À Londres
Le sculpteur se fait voler la vedette par la famille royale
septembre 1994
par Denise Pelletier
CHICOUTIMI (DP) - Pierre Granche a eu l'occasion de faire des expositions et installations un peu partout au Québec et à l'extérieur. L'une de ses plus importantes réalisations est la sculpture qu'il a érigée à Londres, pour souligner la participation d'un million de soldats canadiens aux deux Guerres Mondiales. Il a été choisi parmi cinq sculpteurs canadiens qui, après une sélection préliminaire, avaient été invités à soumettre une maquette.
Il a, dit-il, travaillé en accord avec l'environnement qui devait accueillir l'oeuvre, soit Green Park, un très beau parc près de Buckingham Palace. (Si la sculpture a été installée à cet endroit malgré la réticence des fonctionnaires britanniques, c'est grâce à l'appui de la Reine et de la Reine Mère, qui répondaient ainsi à une demande directe du patron de presse Conrad Black, nous apprenait récemment le magazine Maclean's).

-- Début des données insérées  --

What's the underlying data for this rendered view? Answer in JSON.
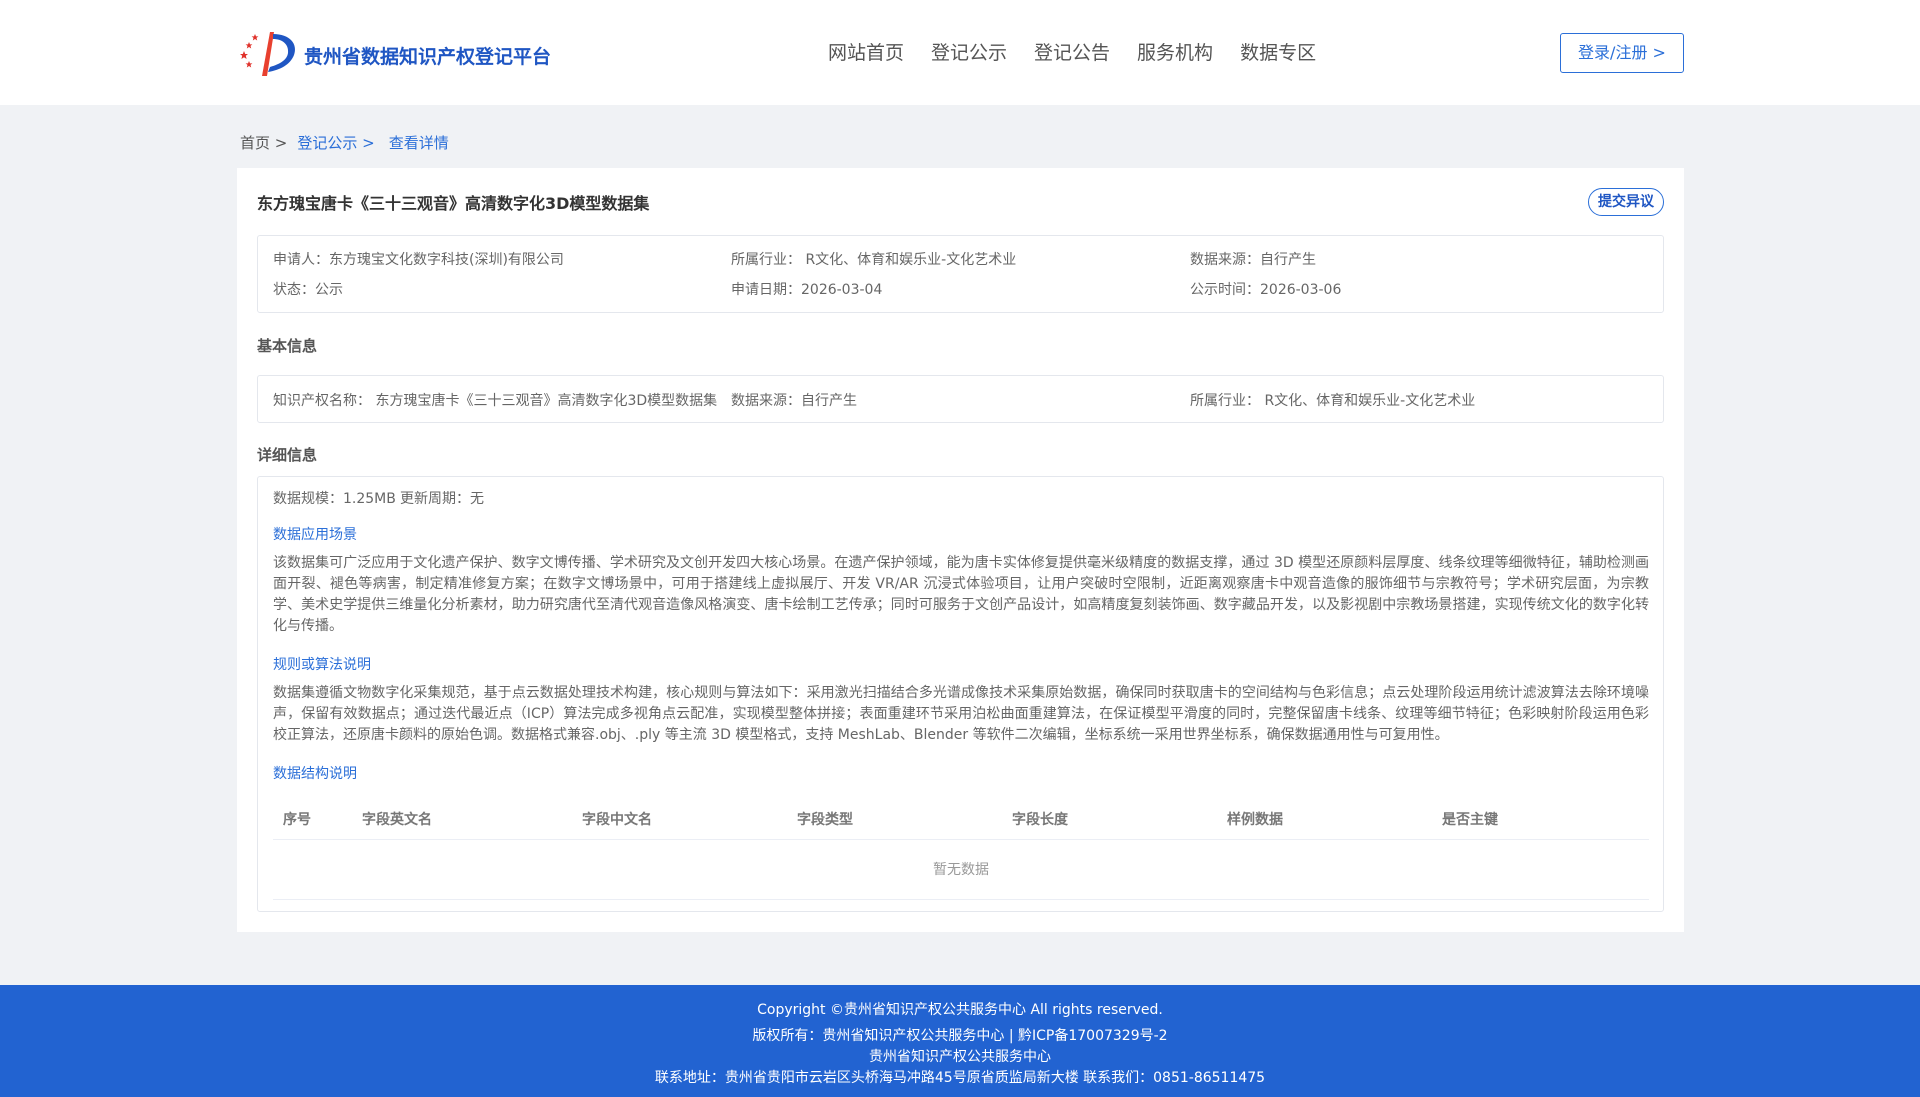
{
  "header": {
    "site_title": "贵州省数据知识产权登记平台",
    "nav": [
      "网站首页",
      "登记公示",
      "登记公告",
      "服务机构",
      "数据专区"
    ],
    "login_label": "登录/注册 >"
  },
  "breadcrumb": {
    "home": "首页 >",
    "list": "登记公示 >",
    "current": "查看详情"
  },
  "record": {
    "title": "东方瑰宝唐卡《三十三观音》高清数字化3D模型数据集",
    "objection_label": "提交异议",
    "applicant": "申请人：东方瑰宝文化数字科技(深圳)有限公司",
    "industry": "所属行业： R文化、体育和娱乐业-文化艺术业",
    "source": "数据来源：自行产生",
    "status": "状态：公示",
    "apply_date": "申请日期：2026-03-04",
    "publicity_date": "公示时间：2026-03-06"
  },
  "basic_info": {
    "section_title": "基本信息",
    "ip_name": "知识产权名称： 东方瑰宝唐卡《三十三观音》高清数字化3D模型数据集",
    "source": "数据来源：自行产生",
    "industry": "所属行业： R文化、体育和娱乐业-文化艺术业"
  },
  "detail_info": {
    "section_title": "详细信息",
    "scale": "数据规模：1.25MB",
    "update_cycle": "更新周期：无",
    "scenario_title": "数据应用场景",
    "scenario_text": "该数据集可广泛应用于文化遗产保护、数字文博传播、学术研究及文创开发四大核心场景。在遗产保护领域，能为唐卡实体修复提供毫米级精度的数据支撑，通过 3D 模型还原颜料层厚度、线条纹理等细微特征，辅助检测画面开裂、褪色等病害，制定精准修复方案；在数字文博场景中，可用于搭建线上虚拟展厅、开发 VR/AR 沉浸式体验项目，让用户突破时空限制，近距离观察唐卡中观音造像的服饰细节与宗教符号；学术研究层面，为宗教学、美术史学提供三维量化分析素材，助力研究唐代至清代观音造像风格演变、唐卡绘制工艺传承；同时可服务于文创产品设计，如高精度复刻装饰画、数字藏品开发，以及影视剧中宗教场景搭建，实现传统文化的数字化转化与传播。",
    "algorithm_title": "规则或算法说明",
    "algorithm_text": "数据集遵循文物数字化采集规范，基于点云数据处理技术构建，核心规则与算法如下：采用激光扫描结合多光谱成像技术采集原始数据，确保同时获取唐卡的空间结构与色彩信息；点云处理阶段运用统计滤波算法去除环境噪声，保留有效数据点；通过迭代最近点（ICP）算法完成多视角点云配准，实现模型整体拼接；表面重建环节采用泊松曲面重建算法，在保证模型平滑度的同时，完整保留唐卡线条、纹理等细节特征；色彩映射阶段运用色彩校正算法，还原唐卡颜料的原始色调。数据格式兼容.obj、.ply 等主流 3D 模型格式，支持 MeshLab、Blender 等软件二次编辑，坐标系统一采用世界坐标系，确保数据通用性与可复用性。",
    "structure_title": "数据结构说明",
    "table_headers": [
      "序号",
      "字段英文名",
      "字段中文名",
      "字段类型",
      "字段长度",
      "样例数据",
      "是否主键"
    ],
    "table_empty": "暂无数据"
  },
  "footer": {
    "copyright": "Copyright ©贵州省知识产权公共服务中心 All rights reserved.",
    "owner": "版权所有：贵州省知识产权公共服务中心 | 黔ICP备17007329号-2",
    "org": "贵州省知识产权公共服务中心",
    "contact": "联系地址：贵州省贵阳市云岩区头桥海马冲路45号原省质监局新大楼 联系我们：0851-86511475"
  },
  "colors": {
    "primary": "#2b6fd8",
    "footer_bg": "#2263d1",
    "logo_red": "#e0322b"
  }
}
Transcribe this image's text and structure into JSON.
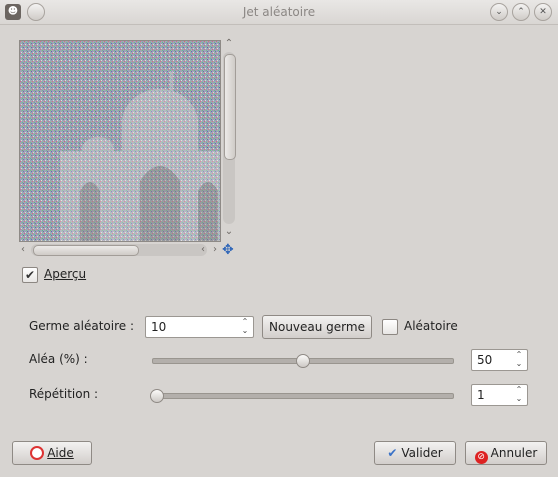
{
  "window": {
    "title": "Jet aléatoire",
    "app_icon_glyph": "☻",
    "controls": [
      "minimize",
      "maximize",
      "close"
    ]
  },
  "preview": {
    "checkbox_label": "Aperçu",
    "checked": true,
    "vscroll_position": 0.1,
    "hscroll_position": 0.1
  },
  "seed": {
    "label": "Germe aléatoire :",
    "value": "10",
    "new_seed_button": "Nouveau germe",
    "random_label": "Aléatoire",
    "random_checked": false
  },
  "randomization": {
    "label": "Aléa (%) :",
    "value": "50",
    "fraction": 0.5
  },
  "repeat": {
    "label": "Répétition :",
    "value": "1",
    "fraction": 0.0
  },
  "buttons": {
    "help": "Aide",
    "ok": "Valider",
    "cancel": "Annuler"
  },
  "colors": {
    "background": "#d7d4d1",
    "accent": "#3a72c7",
    "cancel_red": "#d22222"
  },
  "icons": {
    "help": "help-lifebuoy-icon",
    "ok": "checkmark-icon",
    "cancel": "cancel-icon",
    "navigate": "navigate-cross-icon"
  }
}
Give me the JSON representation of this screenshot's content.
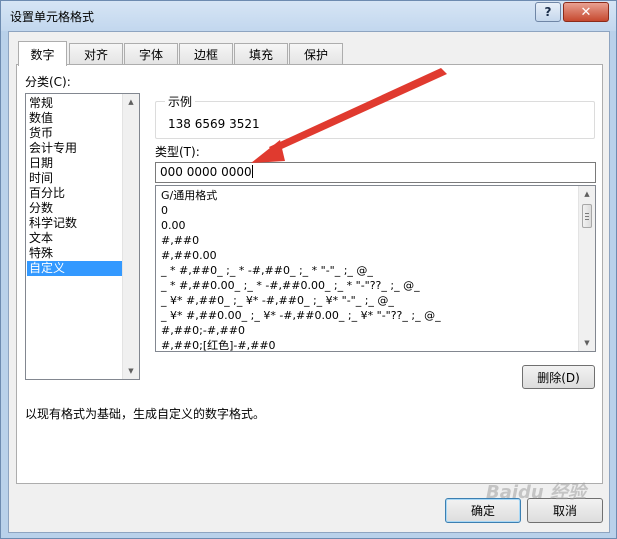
{
  "window": {
    "title": "设置单元格格式",
    "help_label": "?",
    "close_label": "✕"
  },
  "tabs": [
    {
      "label": "数字",
      "active": true
    },
    {
      "label": "对齐",
      "active": false
    },
    {
      "label": "字体",
      "active": false
    },
    {
      "label": "边框",
      "active": false
    },
    {
      "label": "填充",
      "active": false
    },
    {
      "label": "保护",
      "active": false
    }
  ],
  "category": {
    "label": "分类(C):",
    "items": [
      "常规",
      "数值",
      "货币",
      "会计专用",
      "日期",
      "时间",
      "百分比",
      "分数",
      "科学记数",
      "文本",
      "特殊",
      "自定义"
    ],
    "selected": "自定义"
  },
  "sample": {
    "label": "示例",
    "value": "138 6569 3521"
  },
  "type": {
    "label": "类型(T):",
    "value": "000 0000 0000"
  },
  "formats": [
    "G/通用格式",
    "0",
    "0.00",
    "#,##0",
    "#,##0.00",
    "_ * #,##0_ ;_ * -#,##0_ ;_ * \"-\"_ ;_ @_",
    "_ * #,##0.00_ ;_ * -#,##0.00_ ;_ * \"-\"??_ ;_ @_",
    "_ ¥* #,##0_ ;_ ¥* -#,##0_ ;_ ¥* \"-\"_ ;_ @_",
    "_ ¥* #,##0.00_ ;_ ¥* -#,##0.00_ ;_ ¥* \"-\"??_ ;_ @_",
    "#,##0;-#,##0",
    "#,##0;[红色]-#,##0"
  ],
  "delete_button": "删除(D)",
  "description": "以现有格式为基础，生成自定义的数字格式。",
  "ok_button": "确定",
  "cancel_button": "取消",
  "watermark": "Baidu 经验",
  "colors": {
    "selection": "#3399ff",
    "annotation_arrow": "#e03a2f",
    "titlebar": "#c2d7ee"
  }
}
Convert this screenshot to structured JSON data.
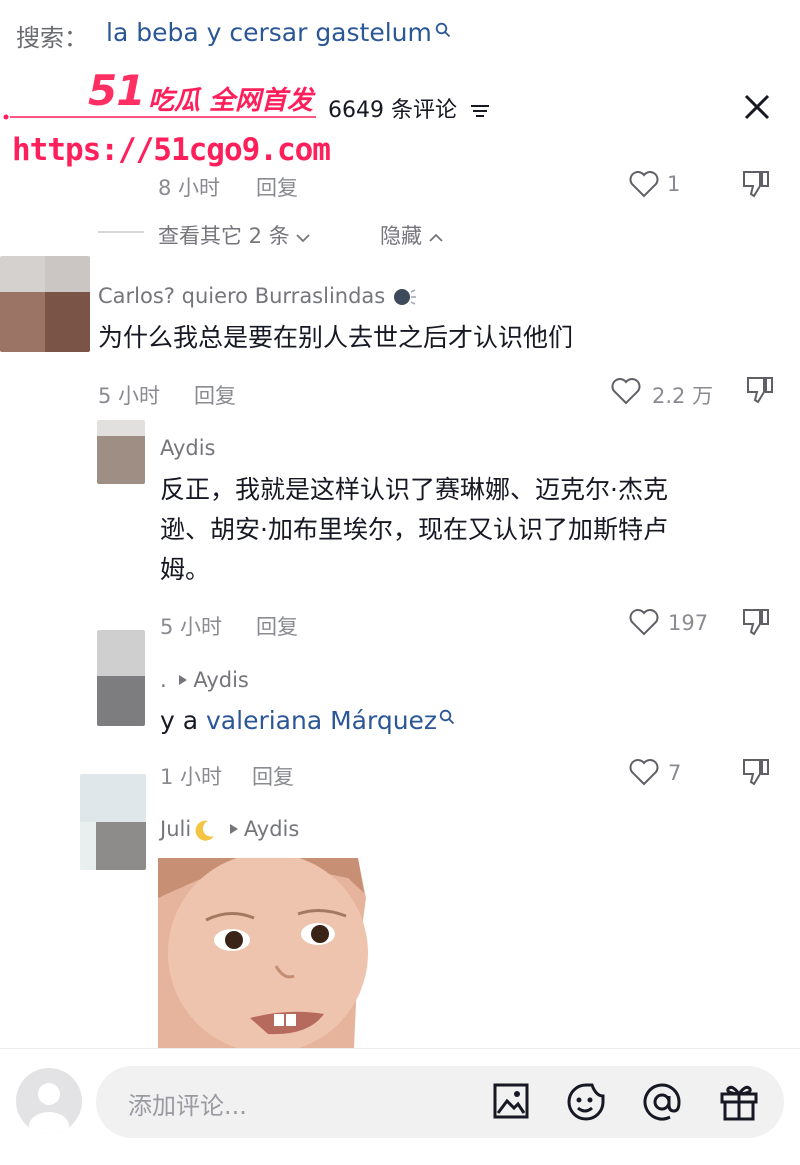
{
  "search": {
    "label": "搜索：",
    "query": "la beba y cersar gastelum"
  },
  "watermark": {
    "logo": "51",
    "title": "吃瓜 全网首发",
    "url": "https://51cgo9.com"
  },
  "header": {
    "count": "6649 条评论"
  },
  "top_reply": {
    "time": "8 小时",
    "reply": "回复",
    "likes": "1"
  },
  "more_replies": {
    "label": "查看其它 2 条",
    "hide": "隐藏"
  },
  "comment": {
    "username": "Carlos? quiero Burraslindas",
    "text": "为什么我总是要在别人去世之后才认识他们",
    "time": "5 小时",
    "reply": "回复",
    "likes": "2.2 万"
  },
  "replies": [
    {
      "username": "Aydis",
      "lines": [
        "反正，我就是这样认识了赛琳娜、迈克尔·杰克",
        "逊、胡安·加布里埃尔，现在又认识了加斯特卢",
        "姆。"
      ],
      "time": "5 小时",
      "reply": "回复",
      "likes": "197"
    },
    {
      "username": ".",
      "reply_to": "Aydis",
      "text_prefix": "y a ",
      "mention": "valeriana Márquez",
      "time": "1 小时",
      "reply": "回复",
      "likes": "7"
    },
    {
      "username": "Juli",
      "reply_to": "Aydis"
    }
  ],
  "input": {
    "placeholder": "添加评论..."
  },
  "colors": {
    "link": "#2b5797",
    "watermark": "#ff1f5a",
    "muted": "#8a8b91"
  }
}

«Ma sculpture occupe une grande surface sur le sol, mais elle ne va pas en hauteur, car je ne voulais pas faire concurrence aux grands platanes du parc», explique-t-il. Entre autres éléments de cette sculpture, un plan incliné de granit, sur lequel un mince rideau d'eau coule sans cesse, récupéré par un système complexe et sophistiqué de tuyaux. Il y a des feuilles de bronze incrustées dans la pierre: «les vraies feuilles qui tombent des arbres viennent les recouvrir ou se poser tout près, ce qui crée un effet d'harmonie», précise Pierre Granche. C'est la Canadian Memorial Foundation qui a fait faire cette sculpture.
Lors de l'inauguration, à laquelle il assistait le 3 juin dernier, Pierre Granche s'est littéralement fait voler la vedette par la famille royale d'Angleterre. Il y avait là la Reine et Lady Diana. Celle-ci, toute de mauve vêtue, était accompagnée par un homme. Photographes et caméramen n'en ont eu que pour la Reine et son ex-belle-fille, les mitraillant sans cesse pendant toute la cérémonie. Bien entendu, il ne fut question que des relations tendues entre les deux femmes, et de Lady Di et de son mystérieux compagnon, aussi bien aux nouvelles télévisées que dans toute la presse britannique du lendemain. De la cérémonie, de la raison d'être de ce monument et ... du sculpteur, il ne fut pratiquement pas question, explique Pierre Granche. Mais il n'en veut pas trop à Lady Diana. «Peut-être qu'un jour, un média va finalement parler de ma sculpture», dit-il avec un sourire amusé.
En 1980, Pierre Granche, invité au Symposium de Chicoutimi, avait installé une oeuvre à la Pulperie: sur des piliers carrés destinés à recevoir des pylônes (qui finalement n'y ont jamais été mis en place), il a placé une pyramide tronquée en béton. Installée dans un décor naturel et dans la végétation, la construction prend l'allure d'un lieu où on se repose, d'un bivouac, d'un temple, selon le sculpteur. Souvent, les jeunes y font des feux, de sorte que la pierre est toute noire. «Je vais de temps en temps la voir, elle est en train de devenir vestige archéologique, et c'est exactement le but que je cherchais», explique l'artiste.
Dans le cadre de la politique d'intégration à l'architecture, Pierre Granche, qui est aussi professeur à l'Université de Montréal, a créé la sculpture extérieure du Pavillon de Sèvres de l'Université Laval. Récemment, il a aussi créé, en vue d'expositions spécifiques, des oeuvres dans un parc public de Toronto et au Musée du Québec.